Abhazya Gazeteciler Birliği Başkanı “Ahidz-Apşa” madalyası III.derecesinin sahibi, Abaza-TV” Kanal Müdürü Ruslan Haşıg 14 Haziran'da 60.yaşını kutlayacak. Bizde DAK Bilgilendirme Portalı olarak kendisi ile bir röportaj gerçekleştirdik.

Röportaj: Arifa Kapba

— Ruslan Mkan-ipa, aslen nereli olduğunuzu, çocukluğunuzun nerede geçtiği ile ilgili biraz bilgi verebilir misiniz?

— Benim memleketim Abaza köyü Huap. Büyük bir ailesi olan biriyim: altı kardeşiz ve ben ailedeki beşinci çocuğum. Okula girme dönemimde amcam Nikuala Çif-ipa’nın (ünlü Abhaz yazar Nikuala Haşıg) da dahil olduğu tabiri caizse bir aile toplantısı gerçekleştirildi. Amcam Gantiadi (bugün Tsandrıpş köyüne bağlı bir bölge) yatılı okulunda okumamı istiyordu. Ailem uzun süre bu fikre yanaşmadı. Fakat amcam, “altı çocuktan birinin bile geleceğini belirlemek hakkım değil mi?” deyince herkes ikna olmuştu.

Atalarım XIX. yüzyıl trajedisinde (Abhazların topraklarından sürülmesi) Pshu’dan (dağlık köy) Lzaa’ya, sonra Othara (Garp), ve sonunda Haup köyünde Dbaraa rhu tepesine şuan yaşadığımız yere, dedemin dedesinin yerleştiği köye geliyorlar. Dedem, babam ve amcam eve karşı olan özel tutumlarını hep korudular. Büyük evimizin geleneklerini bugün küçük kardeşim Aslan sürdürüyor, ocağımızın koruyucusu O.

Örneğin amcam burada Suhum’da yaşıyordu ama “eve gidiyorum” diyorsa, bu Huap’da ki ev demekti. Bizimde bu konudaki tutumumuz aynı.

Her yaz amcamla beraber dağa çıkar dinlenirdik. Aynı yerde, dağların çayırlarında, birçok eser yazmıştı, periyodik olarak bir şeyler okumamı teklif eder, sonra da dağlardaki farklı olayları tarif etmemi isterdi.

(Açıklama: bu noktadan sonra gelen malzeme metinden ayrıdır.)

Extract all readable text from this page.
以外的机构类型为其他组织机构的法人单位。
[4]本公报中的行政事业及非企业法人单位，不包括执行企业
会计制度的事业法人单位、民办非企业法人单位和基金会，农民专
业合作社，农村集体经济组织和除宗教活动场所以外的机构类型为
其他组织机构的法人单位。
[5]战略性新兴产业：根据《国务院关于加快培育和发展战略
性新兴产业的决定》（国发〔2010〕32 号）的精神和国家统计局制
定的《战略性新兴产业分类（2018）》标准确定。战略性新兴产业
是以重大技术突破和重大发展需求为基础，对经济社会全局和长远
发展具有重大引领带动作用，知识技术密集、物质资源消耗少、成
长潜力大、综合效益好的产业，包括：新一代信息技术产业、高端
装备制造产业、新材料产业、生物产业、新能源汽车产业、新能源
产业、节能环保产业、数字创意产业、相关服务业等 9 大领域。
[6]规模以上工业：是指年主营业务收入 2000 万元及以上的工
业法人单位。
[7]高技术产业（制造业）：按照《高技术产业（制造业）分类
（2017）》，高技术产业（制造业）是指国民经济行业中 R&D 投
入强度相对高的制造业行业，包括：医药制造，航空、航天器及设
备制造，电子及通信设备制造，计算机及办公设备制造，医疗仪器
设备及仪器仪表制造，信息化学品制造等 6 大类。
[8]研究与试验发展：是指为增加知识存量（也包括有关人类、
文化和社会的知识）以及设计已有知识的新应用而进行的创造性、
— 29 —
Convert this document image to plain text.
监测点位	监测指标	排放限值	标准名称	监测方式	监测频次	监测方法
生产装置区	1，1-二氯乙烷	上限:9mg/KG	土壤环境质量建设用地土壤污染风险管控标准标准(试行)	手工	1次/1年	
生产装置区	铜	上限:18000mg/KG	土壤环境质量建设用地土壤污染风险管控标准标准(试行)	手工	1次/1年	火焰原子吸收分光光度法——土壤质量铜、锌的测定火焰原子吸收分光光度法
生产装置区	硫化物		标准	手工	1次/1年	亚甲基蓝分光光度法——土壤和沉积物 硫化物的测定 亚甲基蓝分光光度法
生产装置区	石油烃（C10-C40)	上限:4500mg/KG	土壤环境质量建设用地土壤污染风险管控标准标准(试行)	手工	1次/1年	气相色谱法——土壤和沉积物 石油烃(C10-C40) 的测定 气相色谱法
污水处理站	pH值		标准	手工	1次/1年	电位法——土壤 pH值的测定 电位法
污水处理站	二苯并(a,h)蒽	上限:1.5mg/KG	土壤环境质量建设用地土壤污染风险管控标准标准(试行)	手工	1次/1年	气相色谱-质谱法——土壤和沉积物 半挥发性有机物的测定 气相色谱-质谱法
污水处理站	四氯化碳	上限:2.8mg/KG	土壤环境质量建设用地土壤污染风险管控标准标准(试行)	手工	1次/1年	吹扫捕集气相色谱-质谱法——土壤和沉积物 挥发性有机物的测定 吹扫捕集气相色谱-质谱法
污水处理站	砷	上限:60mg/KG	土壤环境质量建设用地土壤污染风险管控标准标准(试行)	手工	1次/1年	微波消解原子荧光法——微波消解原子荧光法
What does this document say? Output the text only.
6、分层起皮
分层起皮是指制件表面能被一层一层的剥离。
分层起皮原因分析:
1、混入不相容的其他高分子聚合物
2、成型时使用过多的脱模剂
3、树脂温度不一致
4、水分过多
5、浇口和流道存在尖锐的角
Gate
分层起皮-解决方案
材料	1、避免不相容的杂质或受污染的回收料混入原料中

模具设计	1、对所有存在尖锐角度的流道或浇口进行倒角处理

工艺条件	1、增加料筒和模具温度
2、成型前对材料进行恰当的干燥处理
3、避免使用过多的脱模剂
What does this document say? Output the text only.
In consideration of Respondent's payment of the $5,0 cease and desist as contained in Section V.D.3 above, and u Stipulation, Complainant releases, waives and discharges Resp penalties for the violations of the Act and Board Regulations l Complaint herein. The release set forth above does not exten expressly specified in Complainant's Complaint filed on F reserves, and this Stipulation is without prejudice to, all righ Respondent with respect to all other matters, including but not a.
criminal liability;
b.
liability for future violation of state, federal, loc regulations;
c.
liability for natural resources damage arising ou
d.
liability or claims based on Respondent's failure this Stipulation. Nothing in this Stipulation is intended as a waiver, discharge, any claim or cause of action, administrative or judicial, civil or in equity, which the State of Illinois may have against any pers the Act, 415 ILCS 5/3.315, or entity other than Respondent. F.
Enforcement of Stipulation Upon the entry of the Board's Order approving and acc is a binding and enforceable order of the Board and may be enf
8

Belki de gazetecilik mesleğim o zamanlar başlamıştı. Henüz okul sıralarındayken çocuk dergisi “Amtsabz” ve “Apsnı” gazetesine yazmaya başlamıştım. Daha sonra kendileriyle tanıştığım bu yayın evinin çalışanlarının, mektuplarıma cevap vermeleri beni en çok duygulandıran şeydi. En çok sevindiren ise yazdıklarımı “Amtsabz” da görmekti. Yayınladıkları eserim için ilk defa ücret aldığımdaki duygumu tarif etmem imkansız.

— Okuldan sonraki öğrenim hayatınız nasıl gelişti?

— Hem beşeri hem de teknik konularda derslerim çok iyiydi. Bu sebeple meslek seçimine karar vermek çok zordu. Nedense tarih fakültesine girmeye karar verdim. Suhum Pedagoji Enstitüsü Tarih Bölümüne alınacak 15 yer için büyük bir talep vardı – ve ben kazanamadım.

Sonuç olarak, 1977'de Filoloji Fakültesine girdim. Tabi ki, sorunsuz bir şekilde olamazdı. Neredeyse sınav yapanların şahsi sorunlarını açıklığa kavuşturmalarının kurbanı oluyordum. Ama amcam ile aynı meydanda yaşayan yazar Boris Almashan-ipa Gurgulia benim yardımıma yetişmişti. Barış meydanında, enstitünün önünde elimde dosyayla dikildiğimi görünce bir şeylerin ters gittiğini anlamıştı. Hatta rektör Zurab Vianor-ipa Açba bile olaya müdahil olmuştu. Nihayetinde adalet sağlanmış, daha önce bana verilen 3 silinerek hak ettiğim not – 5 koyulmuştu. Buradaki en ilginç şey, daha sonra bu tartışmayı yaşadığım öğretmenin dört sınavından da geçip, her seferinde mükemmel bir not almamdı.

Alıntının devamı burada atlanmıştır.